「こころ」/夏目漱石についての読書感想文その10(Kの内にある反抗心についての描写)






 前回は国語的な読書と文学的な読書は違うという話を書きましたが。客観的ということを突き詰めていくとどこかで主観的なこととか個別具体的なこと、特殊な事というのを含めていくという方向性が必要になってくると思います。そもそも客観的なことということでさえ、その元は主観であるということです。主観的なものの集まりが客観を作る以上、「主観的だ」ということは客観を形作る石垣になりはするでしょうが、客観の敵であり真っ向から対立するものだということになると話がおかしくなります。主観的であること、特殊であること、個別具体であることをそう無闇やたらと否定しない、むしろ客観を形成する一つの要素という姿勢は必要でしょう。そもそも客観を言って主観が排除されるのであれば、文学というあまりに個別具体的なものというのは真っ先に排除されるべきものとなります。

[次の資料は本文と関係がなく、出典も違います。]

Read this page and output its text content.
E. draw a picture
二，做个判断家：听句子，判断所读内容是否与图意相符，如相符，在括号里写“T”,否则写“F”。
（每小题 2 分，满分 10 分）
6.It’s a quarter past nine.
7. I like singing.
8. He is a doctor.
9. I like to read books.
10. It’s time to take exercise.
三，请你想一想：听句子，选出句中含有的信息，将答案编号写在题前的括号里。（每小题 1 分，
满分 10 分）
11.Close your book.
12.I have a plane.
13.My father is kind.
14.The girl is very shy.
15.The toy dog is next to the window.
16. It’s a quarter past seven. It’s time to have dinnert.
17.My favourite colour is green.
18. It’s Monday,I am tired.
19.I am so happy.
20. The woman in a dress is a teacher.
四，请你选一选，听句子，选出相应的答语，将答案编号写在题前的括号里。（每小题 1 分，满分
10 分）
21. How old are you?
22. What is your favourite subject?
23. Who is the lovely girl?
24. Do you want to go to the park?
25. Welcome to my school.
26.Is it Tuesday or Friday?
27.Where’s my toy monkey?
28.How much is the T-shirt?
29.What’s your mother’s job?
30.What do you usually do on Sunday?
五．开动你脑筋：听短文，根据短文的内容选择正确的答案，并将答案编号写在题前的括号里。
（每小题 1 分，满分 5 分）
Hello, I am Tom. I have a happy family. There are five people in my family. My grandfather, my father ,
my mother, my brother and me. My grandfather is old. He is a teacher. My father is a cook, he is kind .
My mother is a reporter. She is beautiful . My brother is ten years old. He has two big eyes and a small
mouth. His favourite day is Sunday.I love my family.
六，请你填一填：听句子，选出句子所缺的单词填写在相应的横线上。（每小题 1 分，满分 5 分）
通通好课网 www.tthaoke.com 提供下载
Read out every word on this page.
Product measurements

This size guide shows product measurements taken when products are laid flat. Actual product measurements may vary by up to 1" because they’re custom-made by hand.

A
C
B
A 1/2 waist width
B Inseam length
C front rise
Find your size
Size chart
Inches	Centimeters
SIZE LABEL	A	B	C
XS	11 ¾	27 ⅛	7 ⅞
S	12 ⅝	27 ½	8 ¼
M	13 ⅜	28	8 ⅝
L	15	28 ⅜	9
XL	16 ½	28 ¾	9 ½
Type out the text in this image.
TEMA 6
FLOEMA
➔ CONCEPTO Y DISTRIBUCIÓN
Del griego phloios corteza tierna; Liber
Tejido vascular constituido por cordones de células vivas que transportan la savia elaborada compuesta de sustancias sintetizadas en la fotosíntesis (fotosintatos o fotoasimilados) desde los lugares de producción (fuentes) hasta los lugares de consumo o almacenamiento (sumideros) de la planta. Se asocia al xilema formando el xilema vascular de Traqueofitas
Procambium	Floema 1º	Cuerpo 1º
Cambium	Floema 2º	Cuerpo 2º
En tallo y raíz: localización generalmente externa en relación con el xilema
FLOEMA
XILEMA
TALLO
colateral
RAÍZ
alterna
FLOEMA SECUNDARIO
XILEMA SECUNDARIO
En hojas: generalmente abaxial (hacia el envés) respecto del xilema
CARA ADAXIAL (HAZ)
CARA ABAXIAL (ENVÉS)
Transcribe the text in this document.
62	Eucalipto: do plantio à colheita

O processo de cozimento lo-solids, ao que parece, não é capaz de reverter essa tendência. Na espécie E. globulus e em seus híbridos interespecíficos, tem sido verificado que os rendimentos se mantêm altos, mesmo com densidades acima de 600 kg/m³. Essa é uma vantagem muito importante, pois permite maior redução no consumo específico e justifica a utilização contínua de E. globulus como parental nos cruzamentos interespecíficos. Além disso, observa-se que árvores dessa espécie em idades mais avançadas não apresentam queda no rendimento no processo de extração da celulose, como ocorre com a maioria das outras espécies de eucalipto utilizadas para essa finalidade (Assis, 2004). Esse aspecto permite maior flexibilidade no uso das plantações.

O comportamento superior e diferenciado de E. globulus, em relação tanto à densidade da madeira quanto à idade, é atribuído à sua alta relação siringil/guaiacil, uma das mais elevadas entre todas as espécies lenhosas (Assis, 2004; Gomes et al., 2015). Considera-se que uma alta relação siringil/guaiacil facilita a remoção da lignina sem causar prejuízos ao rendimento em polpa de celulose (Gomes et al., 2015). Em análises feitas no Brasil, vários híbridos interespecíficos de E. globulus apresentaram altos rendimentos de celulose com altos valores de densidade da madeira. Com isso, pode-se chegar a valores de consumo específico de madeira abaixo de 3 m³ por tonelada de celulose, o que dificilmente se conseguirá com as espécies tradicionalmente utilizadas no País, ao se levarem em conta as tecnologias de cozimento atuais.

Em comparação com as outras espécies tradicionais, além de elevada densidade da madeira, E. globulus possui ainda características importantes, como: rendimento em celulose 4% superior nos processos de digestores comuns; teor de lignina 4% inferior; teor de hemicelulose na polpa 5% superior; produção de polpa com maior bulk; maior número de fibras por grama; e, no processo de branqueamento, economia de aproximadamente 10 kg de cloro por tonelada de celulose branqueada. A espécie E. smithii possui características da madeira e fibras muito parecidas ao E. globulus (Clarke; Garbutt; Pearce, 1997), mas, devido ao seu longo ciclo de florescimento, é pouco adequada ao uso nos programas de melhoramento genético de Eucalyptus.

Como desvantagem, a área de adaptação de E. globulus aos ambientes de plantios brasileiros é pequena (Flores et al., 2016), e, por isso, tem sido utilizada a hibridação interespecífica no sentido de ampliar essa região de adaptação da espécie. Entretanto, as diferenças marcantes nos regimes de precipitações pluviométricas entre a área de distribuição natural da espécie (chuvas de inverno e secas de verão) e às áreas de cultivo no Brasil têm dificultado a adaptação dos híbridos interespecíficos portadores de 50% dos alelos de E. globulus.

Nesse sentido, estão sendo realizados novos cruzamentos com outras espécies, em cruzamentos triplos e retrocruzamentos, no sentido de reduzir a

 そういう意味での客観性の転換というべき現象っていうのは高校から大学あたりにかけて起こるのではないかと思います。国語のテストは客観的に見ることを重視している、だから生徒一人ひとりの「オレはこう思った」というようなものを一切受け入れるわけにはいかなかった。テストの答案に対してひとりひとりの持つ答えを「みんな違ってみんないい」なんてやってたらそもそもテストになりません。そういう意味での客観性の最重要視というのはあったでしょう。しかしそうして見ていく例えば「こころ」の話などは非常に個別的な話ですし、先生の主観にまみれたものとなります。扱うものは主観であるが、それを見る目は客観的でなくてはならない。主観的なものを客観的に見ていくというと聞こえはいいですが、一人一人の主観的なものは排除され、先生の、あるいは夏目漱石の主観は素晴らしいから受け入れる、というのではそもそも本末転倒だということはできるでしょうし、この問題を「夏目漱石はえらいからいいんだ」的な話ではなく誰にも分かるようにもっていくということは非常に難しいのではないかと思います。まるで高校生が不満垂れているような話ですが(笑)だから国語から文学へ、ということになるといかにできるだけ客観的でありつつ、主観的な「こう思う」ってのを言えるか、というのは重要になるのではないかなと。



 ・300ページの四十七の末には次のようにある。
 「最初はそうですかとただ一口云っただけだったそうです。然し奥さんが、『あなたも喜こんでください』と述べた時、彼ははじめて奥さんの顔を見て微笑を洩らしながら、『御目出とう御座います』と云ったまま席を立ったそうです。そうして茶の間の障子を開ける前に、また奥さんを振り返って、『結婚は何時ですか』と聞いたそうです。それから『何か御祝いを上げたいが、私は金がないから上げる事が出来ません』と云ったそうです。奥さんの前に坐っていた私は、その話を聞いて胸が塞るような苦しさを覚えました」」


 前々回書いたのはKが「金がないから御祝いあげられません」という建前で実はその流れに対してちょっと反抗したい気持ちがあるのではないかということでした。ここには世渡りも下手、人と話すのも下手で興味のないK、そしておそらく人に良く思われたいとかそういう見栄を張ることにも疎いようなKが初めて見栄を張った場面なのではないかと。「微笑を洩らす」とか『結婚は何時ですか』と言うということはいかにも空気を読んで奥さんとのこの場に合わせようとするKの心の動きを表しているようですし、「私には金がないから御祝いあげられません」ということは自分を卑下しつつも場に和やかな笑いをもたらそうとしている。果たしてそんな器用でひょうきんであり、ユーモアを交えて話し、空気をしっかり読んで行動を外さないような男がKだっただろうかと。恐らくはKというそれらに縁遠いはずの男がそれをできるということは、実際にはそんな余裕のある様子に比べ内心は真逆であり、真逆、つまりあまりにも余裕がないがために、かえって器用にこなせてしまったというようなものではないかと思います。なぜこの話を奥さんから聞いて先生は「胸が塞がった」かといえば、Kはそんなヤツではないというのを先生がよく知っていたからではないかと。とてつもなく苦しい、でも苦しいからかえって器用にこなせる場合というのがあるものですが、そういう場合心ここにあらずという場合というのはある。Kにとっての失恋の苦しみというのは、こういう形で表現されたのではないかと思います。上辺は見事に繕ってしまえる、でも内面はぼろぼろでスカスカのゾンビという感じが近いでしょうか。
 でもだからといって失恋したから自殺する、というわけではない。ここが錯覚を抱かせる点ではないかと思います。